No i druga scena jak temu chłopakowi się śniło w bibliotece widzi tą dziewczynkę ,a po chwili jej nie ma no i pojawia się Fred tak strasznie się na niego popatrzył jak zombie wyglądał . Tu też się wystraszyłem .
Bronię ten film ponieważ na pewno wy nawet nie oglądnęliście :/
Remake bardzo udany wielkie brawa!. Jack Early Haley sprawdził się w roli Freddyego Gratulacje jeszcze raz!.Polecam film .
"Bronię ten film ponieważ na pewno wy nawet nie oglądnęliście :/ "
SZczelam mash 12scie lat.
no nie dziwie się mu mój 10 - letni bracholek nadal chodzi "zesrany" : D
działa na niego tak jak na mnie ten z 1984 jak byłem w jego wieku : )
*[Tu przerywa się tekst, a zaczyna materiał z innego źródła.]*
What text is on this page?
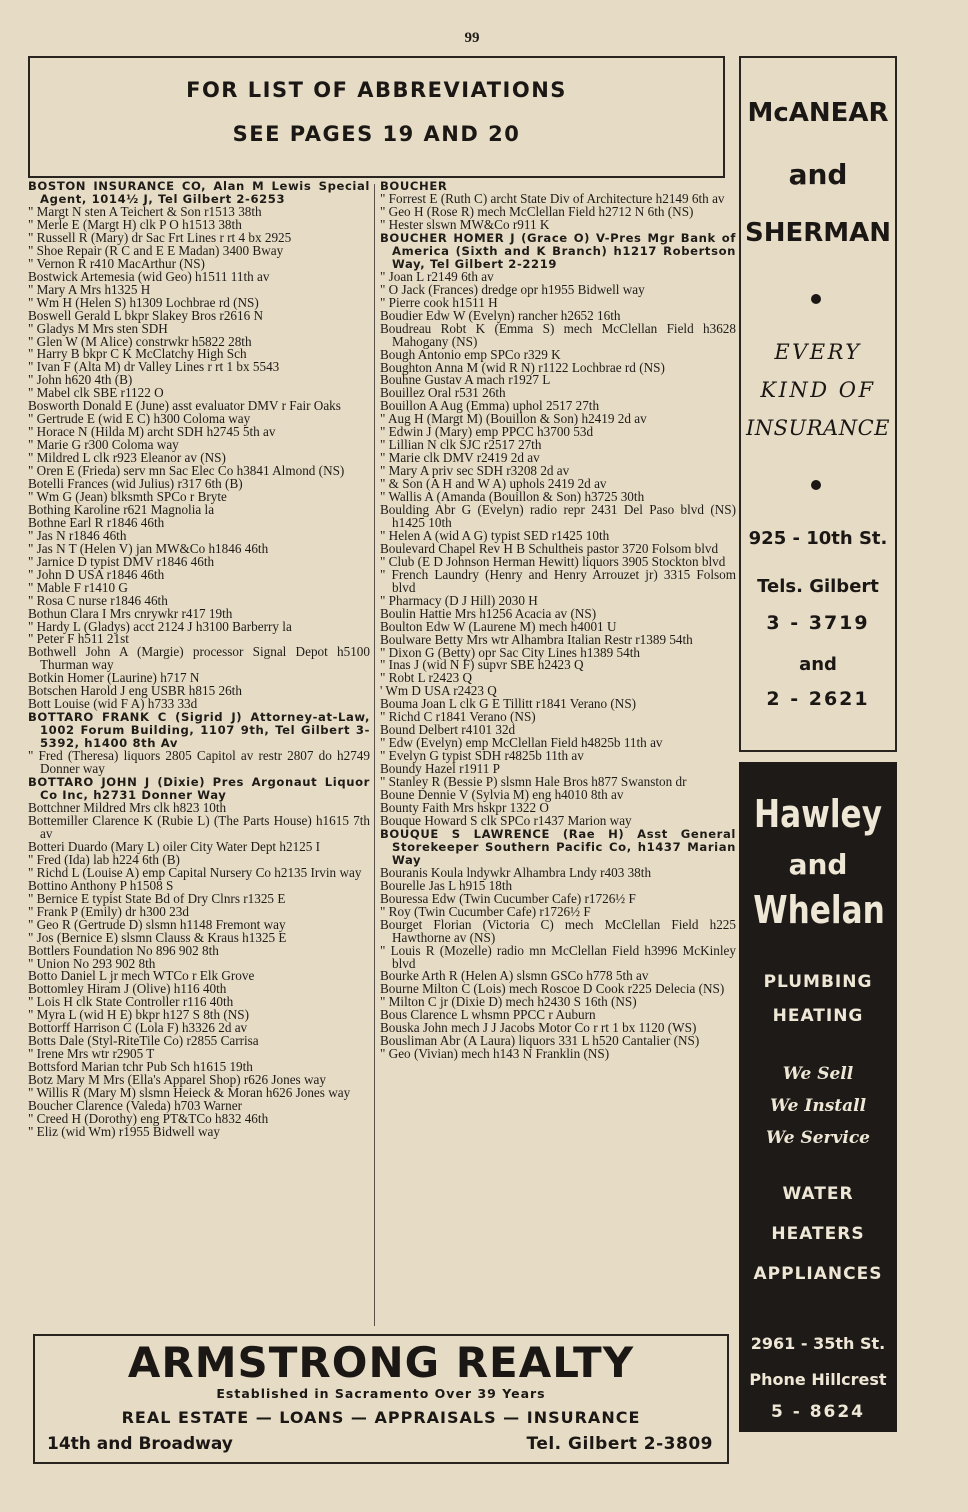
99
FOR LIST OF ABBREVIATIONS
SEE PAGES 19 AND 20
BOSTON INSURANCE CO, Alan M Lewis Special Agent, 1014½ J, Tel Gilbert 2-6253
" Margt N sten A Teichert & Son r1513 38th
" Merle E (Margt H) clk P O h1513 38th
" Russell R (Mary) dr Sac Frt Lines r rt 4 bx 2925
" Shoe Repair (R C and E E Madan) 3400 Bway
" Vernon R r410 MacArthur (NS)
Bostwick Artemesia (wid Geo) h1511 11th av
" Mary A Mrs h1325 H
" Wm H (Helen S) h1309 Lochbrae rd (NS)
Boswell Gerald L bkpr Slakey Bros r2616 N
" Gladys M Mrs sten SDH
" Glen W (M Alice) constrwkr h5822 28th
" Harry B bkpr C K McClatchy High Sch
" Ivan F (Alta M) dr Valley Lines r rt 1 bx 5543
" John h620 4th (B)
" Mabel clk SBE r1122 O
Bosworth Donald E (June) asst evaluator DMV r Fair Oaks
" Gertrude E (wid E C) h300 Coloma way
" Horace N (Hilda M) archt SDH h2745 5th av
" Marie G r300 Coloma way
" Mildred L clk r923 Eleanor av (NS)
" Oren E (Frieda) serv mn Sac Elec Co h3841 Almond (NS)
Botelli Frances (wid Julius) r317 6th (B)
" Wm G (Jean) blksmth SPCo r Bryte
Bothing Karoline r621 Magnolia la
Bothne Earl R r1846 46th
" Jas N r1846 46th
" Jas N T (Helen V) jan MW&Co h1846 46th
" Jarnice D typist DMV r1846 46th
" John D USA r1846 46th
" Mable F r1410 G
" Rosa C nurse r1846 46th
Bothun Clara I Mrs cnrywkr r417 19th
" Hardy L (Gladys) acct 2124 J h3100 Barberry la
" Peter F h511 21st
Bothwell John A (Margie) processor Signal Depot h5100 Thurman way
Botkin Homer (Laurine) h717 N
Botschen Harold J eng USBR h815 26th
Bott Louise (wid F A) h733 33d
BOTTARO FRANK C (Sigrid J) Attorney-at-Law, 1002 Forum Building, 1107 9th, Tel Gilbert 3-5392, h1400 8th Av
" Fred (Theresa) liquors 2805 Capitol av restr 2807 do h2749 Donner way
BOTTARO JOHN J (Dixie) Pres Argonaut Liquor Co Inc, h2731 Donner Way
Bottchner Mildred Mrs clk h823 10th
Bottemiller Clarence K (Rubie L) (The Parts House) h1615 7th av
Botteri Duardo (Mary L) oiler City Water Dept h2125 I
" Fred (Ida) lab h224 6th (B)
" Richd L (Louise A) emp Capital Nursery Co h2135 Irvin way
Bottino Anthony P h1508 S
" Bernice E typist State Bd of Dry Clnrs r1325 E
" Frank P (Emily) dr h300 23d
" Geo R (Gertrude D) slsmn h1148 Fremont way
" Jos (Bernice E) slsmn Clauss & Kraus h1325 E
Bottlers Foundation No 896 902 8th
" Union No 293 902 8th
Botto Daniel L jr mech WTCo r Elk Grove
Bottomley Hiram J (Olive) h116 40th
" Lois H clk State Controller r116 40th
" Myra L (wid H E) bkpr h127 S 8th (NS)
Bottorff Harrison C (Lola F) h3326 2d av
Botts Dale (Styl-RiteTile Co) r2855 Carrisa
" Irene Mrs wtr r2905 T
Bottsford Marian tchr Pub Sch h1615 19th
Botz Mary M Mrs (Ella's Apparel Shop) r626 Jones way
" Willis R (Mary M) slsmn Heieck & Moran h626 Jones way
Boucher Clarence (Valeda) h703 Warner
" Creed H (Dorothy) eng PT&TCo h832 46th
" Eliz (wid Wm) r1955 Bidwell way
BOUCHER
" Forrest E (Ruth C) archt State Div of Architecture h2149 6th av
" Geo H (Rose R) mech McClellan Field h2712 N 6th (NS)
" Hester slswn MW&Co r911 K
BOUCHER HOMER J (Grace O) V-Pres Mgr Bank of America (Sixth and K Branch) h1217 Robertson Way, Tel Gilbert 2-2219
" Joan L r2149 6th av
" O Jack (Frances) dredge opr h1955 Bidwell way
" Pierre cook h1511 H
Boudier Edw W (Evelyn) rancher h2652 16th
Boudreau Robt K (Emma S) mech McClellan Field h3628 Mahogany (NS)
Bough Antonio emp SPCo r329 K
Boughton Anna M (wid R N) r1122 Lochbrae rd (NS)
Bouhne Gustav A mach r1927 L
Bouillez Oral r531 26th
Bouillon A Aug (Emma) uphol 2517 27th
" Aug H (Margt M) (Bouillon & Son) h2419 2d av
" Edwin J (Mary) emp PPCC h3700 53d
" Lillian N clk SJC r2517 27th
" Marie clk DMV r2419 2d av
" Mary A priv sec SDH r3208 2d av
" & Son (A H and W A) uphols 2419 2d av
" Wallis A (Amanda (Bouillon & Son) h3725 30th
Boulding Abr G (Evelyn) radio repr 2431 Del Paso blvd (NS) h1425 10th
" Helen A (wid A G) typist SED r1425 10th
Boulevard Chapel Rev H B Schultheis pastor 3720 Folsom blvd
" Club (E D Johnson Herman Hewitt) liquors 3905 Stockton blvd
" French Laundry (Henry and Henry Arrouzet jr) 3315 Folsom blvd
" Pharmacy (D J Hill) 2030 H
Boulin Hattie Mrs h1256 Acacia av (NS)
Boulton Edw W (Laurene M) mech h4001 U
Boulware Betty Mrs wtr Alhambra Italian Restr r1389 54th
" Dixon G (Betty) opr Sac City Lines h1389 54th
" Inas J (wid N F) supvr SBE h2423 Q
" Robt L r2423 Q
' Wm D USA r2423 Q
Bouma Joan L clk G E Tillitt r1841 Verano (NS)
" Richd C r1841 Verano (NS)
Bound Delbert r4101 32d
" Edw (Evelyn) emp McClellan Field h4825b 11th av
" Evelyn G typist SDH r4825b 11th av
Boundy Hazel r1911 P
" Stanley R (Bessie P) slsmn Hale Bros h877 Swanston dr
Boune Dennie V (Sylvia M) eng h4010 8th av
Bounty Faith Mrs hskpr 1322 O
Bouque Howard S clk SPCo r1437 Marion way
BOUQUE S LAWRENCE (Rae H) Asst General Storekeeper Southern Pacific Co, h1437 Marian Way
Bouranis Koula lndywkr Alhambra Lndy r403 38th
Bourelle Jas L h915 18th
Bouressa Edw (Twin Cucumber Cafe) r1726½ F
" Roy (Twin Cucumber Cafe) r1726½ F
Bourget Florian (Victoria C) mech McClellan Field h225 Hawthorne av (NS)
" Louis R (Mozelle) radio mn McClellan Field h3996 McKinley blvd
Bourke Arth R (Helen A) slsmn GSCo h778 5th av
Bourne Milton C (Lois) mech Roscoe D Cook r225 Delecia (NS)
" Milton C jr (Dixie D) mech h2430 S 16th (NS)
Bous Clarence L whsmn PPCC r Auburn
Bouska John mech J J Jacobs Motor Co r rt 1 bx 1120 (WS)
Bousliman Abr (A Laura) liquors 331 L h520 Cantalier (NS)
" Geo (Vivian) mech h143 N Franklin (NS)
McANEAR
and
SHERMAN
EVERY
KIND OF
INSURANCE
925 - 10th St.
Tels. Gilbert
3 - 3719
and
2 - 2621
Hawley
and
Whelan
PLUMBING
HEATING
We Sell
We Install
We Service
WATER
HEATERS
APPLIANCES
2961 - 35th St.
Phone Hillcrest
5 - 8624
ARMSTRONG REALTY
Established in Sacramento Over 39 Years
REAL ESTATE — LOANS — APPRAISALS — INSURANCE
14th and Broadway	Tel. Gilbert 2-3809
no film byl straszny, przyznaje. Wiele zaskakujacych scen, hehe nom, bylo ich cale mnóstwo normalnie nie moglem sie nadziwic jak wiele zaskakujacych rzeczy tutaj zobaczylismy zwlaszcza ze to kalka pierwszej czesci. Bronisz go bo my go nei widzielismy... w sensie ze co? hehe zabawny maly czlowieczek.
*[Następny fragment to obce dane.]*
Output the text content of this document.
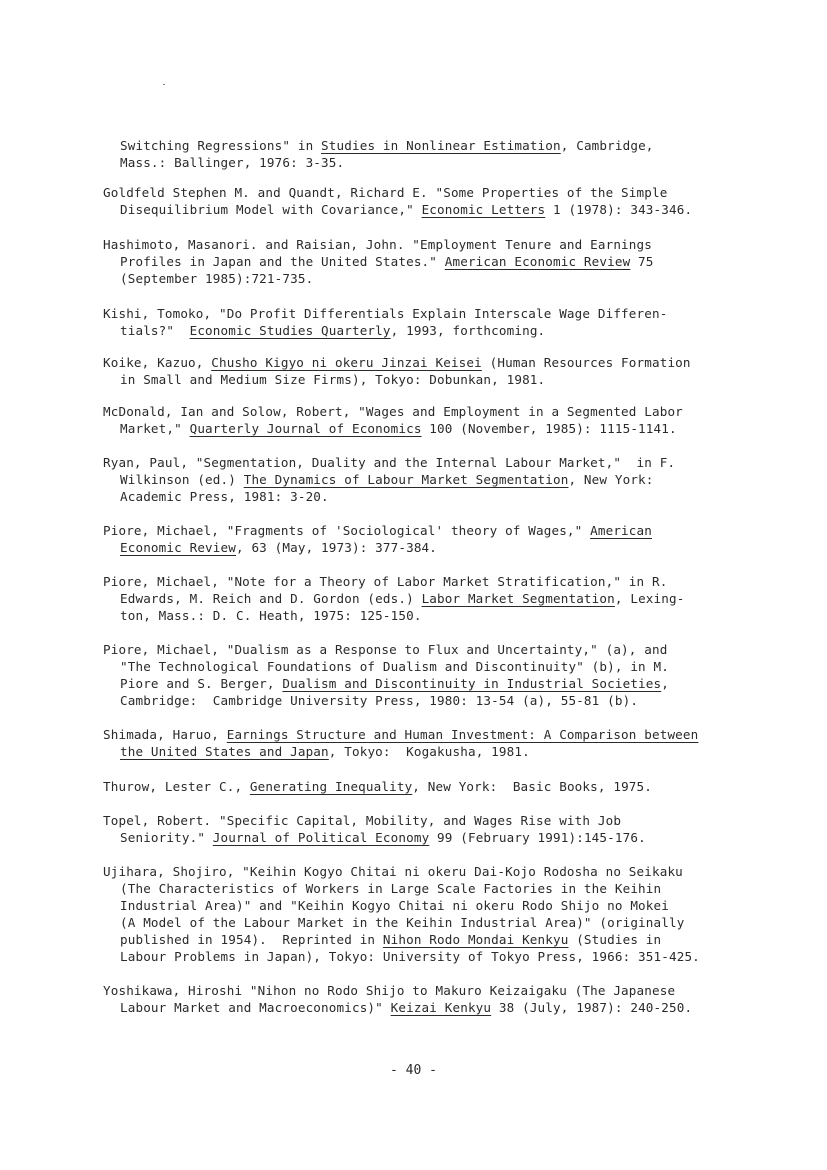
Switching Regressions" in Studies in Nonlinear Estimation, Cambridge,
Mass.: Ballinger, 1976: 3-35.
Goldfeld Stephen M. and Quandt, Richard E. "Some Properties of the Simple
Disequilibrium Model with Covariance," Economic Letters 1 (1978): 343-346.
Hashimoto, Masanori. and Raisian, John. "Employment Tenure and Earnings
Profiles in Japan and the United States." American Economic Review 75
(September 1985):721-735.
Kishi, Tomoko, "Do Profit Differentials Explain Interscale Wage Differen-
tials?"  Economic Studies Quarterly, 1993, forthcoming.
Koike, Kazuo, Chusho Kigyo ni okeru Jinzai Keisei (Human Resources Formation
in Small and Medium Size Firms), Tokyo: Dobunkan, 1981.
McDonald, Ian and Solow, Robert, "Wages and Employment in a Segmented Labor
Market," Quarterly Journal of Economics 100 (November, 1985): 1115-1141.
Ryan, Paul, "Segmentation, Duality and the Internal Labour Market,"  in F.
Wilkinson (ed.) The Dynamics of Labour Market Segmentation, New York:
Academic Press, 1981: 3-20.
Piore, Michael, "Fragments of 'Sociological' theory of Wages," American
Economic Review, 63 (May, 1973): 377-384.
Piore, Michael, "Note for a Theory of Labor Market Stratification," in R.
Edwards, M. Reich and D. Gordon (eds.) Labor Market Segmentation, Lexing-
ton, Mass.: D. C. Heath, 1975: 125-150.
Piore, Michael, "Dualism as a Response to Flux and Uncertainty," (a), and
"The Technological Foundations of Dualism and Discontinuity" (b), in M.
Piore and S. Berger, Dualism and Discontinuity in Industrial Societies,
Cambridge:  Cambridge University Press, 1980: 13-54 (a), 55-81 (b).
Shimada, Haruo, Earnings Structure and Human Investment: A Comparison between
the United States and Japan, Tokyo:  Kogakusha, 1981.
Thurow, Lester C., Generating Inequality, New York:  Basic Books, 1975.
Topel, Robert. "Specific Capital, Mobility, and Wages Rise with Job
Seniority." Journal of Political Economy 99 (February 1991):145-176.
Ujihara, Shojiro, "Keihin Kogyo Chitai ni okeru Dai-Kojo Rodosha no Seikaku
(The Characteristics of Workers in Large Scale Factories in the Keihin
Industrial Area)" and "Keihin Kogyo Chitai ni okeru Rodo Shijo no Mokei
(A Model of the Labour Market in the Keihin Industrial Area)" (originally
published in 1954).  Reprinted in Nihon Rodo Mondai Kenkyu (Studies in
Labour Problems in Japan), Tokyo: University of Tokyo Press, 1966: 351-425.
Yoshikawa, Hiroshi "Nihon no Rodo Shijo to Makuro Keizaigaku (The Japanese
Labour Market and Macroeconomics)" Keizai Kenkyu 38 (July, 1987): 240-250.
- 40 -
I napisałem że bronię go bo tam na dole osoby mówiły że im się nie podobał . Więc miałem podejrzenia.
Ja również miałem okazję go obejrzeć wczoraj. Może powiem pare zdań o tym filmie, oczywiście nie bede opowiadał całego filmu bo nie chce psuć "zabawy".
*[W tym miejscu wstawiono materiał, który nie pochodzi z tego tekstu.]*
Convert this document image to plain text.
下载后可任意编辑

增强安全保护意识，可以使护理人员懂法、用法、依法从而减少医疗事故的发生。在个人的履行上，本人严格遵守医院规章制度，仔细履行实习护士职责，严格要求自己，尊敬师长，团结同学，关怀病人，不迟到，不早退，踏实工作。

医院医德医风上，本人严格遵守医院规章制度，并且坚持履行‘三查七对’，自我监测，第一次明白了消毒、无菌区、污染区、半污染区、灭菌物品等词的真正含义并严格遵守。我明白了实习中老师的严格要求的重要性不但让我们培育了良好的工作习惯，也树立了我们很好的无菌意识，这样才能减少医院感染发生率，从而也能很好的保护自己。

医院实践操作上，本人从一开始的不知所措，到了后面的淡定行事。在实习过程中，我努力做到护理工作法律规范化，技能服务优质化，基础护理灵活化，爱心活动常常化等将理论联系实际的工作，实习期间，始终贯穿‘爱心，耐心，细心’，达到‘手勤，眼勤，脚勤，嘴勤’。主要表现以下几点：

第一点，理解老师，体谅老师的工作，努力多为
Scena początkowa- świetna, szczególnie chłopak który podcina sobie w śnie gardło. :)
Scena z Freddy'm ( ściana)_: TO BYŁA JAKAŚ KOMEDIA! To wyglądało jakby za scianą chodził jakiś robal albo wielki karaluch. Było zabawnie.
Scena końcowa (Nancy i mama) : Too było świetne... Lepsza scena niż w oryginale.
Ale niestety też musze wspomnieć o rzeczach które mnie szalenie zawiodły.
Mianowicie postać samego Freddy'ego Kruegera. Wyglądał jakby w ogóle nie był poparzony. Bo tu wygląda jakby w ogóle nie był popalony. A w oryginale wyglądał jak strasznie poparzony człowiek. Więc sądziłem że lepiej scharakteryzują Fredzia.
Następna postać która mnie nie zaskoczyła w filmie to Nancy. Luudzie tutaj Nancy to jest tak przymulona i wygląda jakby sie zaćpała. A w oryginale Nancy jest nieco żwawa, energiczna. A co tutaj sie dzieje? Brak nadania życia tej postaci jeśli chodzi właśnie o Nią. Zresztą ta aktorka grała Nancy strasznie sztucznie.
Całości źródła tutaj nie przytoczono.